Significantly, this has paved the way for renewed dialogue between Saws and Dwaf to explore possibilities of resuming rainfall enhancement as the rapid growth of the economy and subsequent commercial and industrial demand on South Africa's water resources are compelling Dwaf to turn its attention back to rainfall enhancement.

It is believed that, if the preliminary discussions between Dwaf and Saws are successful, the WRC should retain a significant role as the programme moves from research into development.

In addition, skills scattered between Saws, the private sector and local universities will have to be mobilised to resume work on the technology of which Dwaf is the custodian.

Award
Despite the lack of field activities for the last six years, South Africa has remained the global leader in rainfall enhancement technology for the last decades.

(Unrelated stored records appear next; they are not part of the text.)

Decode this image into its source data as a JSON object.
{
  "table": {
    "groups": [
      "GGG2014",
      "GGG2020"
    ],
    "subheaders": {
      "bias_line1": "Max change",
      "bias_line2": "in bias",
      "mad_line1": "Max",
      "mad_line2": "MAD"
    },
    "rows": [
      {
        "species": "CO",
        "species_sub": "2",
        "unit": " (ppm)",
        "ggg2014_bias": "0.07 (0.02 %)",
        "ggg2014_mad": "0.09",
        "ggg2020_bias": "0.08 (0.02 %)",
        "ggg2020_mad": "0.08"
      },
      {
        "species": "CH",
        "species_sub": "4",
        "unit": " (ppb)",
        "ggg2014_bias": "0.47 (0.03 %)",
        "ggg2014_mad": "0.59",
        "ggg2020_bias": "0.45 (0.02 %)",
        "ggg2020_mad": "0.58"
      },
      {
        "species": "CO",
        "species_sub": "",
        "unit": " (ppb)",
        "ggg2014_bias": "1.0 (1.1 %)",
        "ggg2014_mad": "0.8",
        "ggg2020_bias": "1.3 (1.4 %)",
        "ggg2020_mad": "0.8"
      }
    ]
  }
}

However, other countries, such as the US, the United Arab Emirates (UAE) and France, are actively using the technology first developed by South African scientists in the 1980s.

In particular, Green tells Engineering News that the National Centre for Atmospheric Research (NCAR) in the US has been furthering research in this area.

“But active South African collaboration in the NCAR programme has ensured that South Africa has not entirely lost the position of leadership that was once its sole domain,” says Green.

Significantly, South Africa's role in the development of this crucial rainfall enhancement technology was recently recognised by the President of the UAE.

The Department of Atmospheric Studies of the Ministry for Presidential Affairs of the UAE and the WMO signed an agreement on the establishment of a special prize for excellence in advancing the science and practice of weather modification in May 2003.

The prize is intended to assist in fostering further research into weather modification.

To this end, in February this year, the South African national precipitation research and rainfall enhancement programme won the second prize of $200 000 for the design and execution of a successful weather experiment involving the revolutionising concept based on hygroscopic nuclei injection and radar tracing software.

“This international recognition is seen as a boost to the South African water sector, and the prize money will be used to further the science of rainfall enhancement and build capacity in the field,” concludes Terblanche.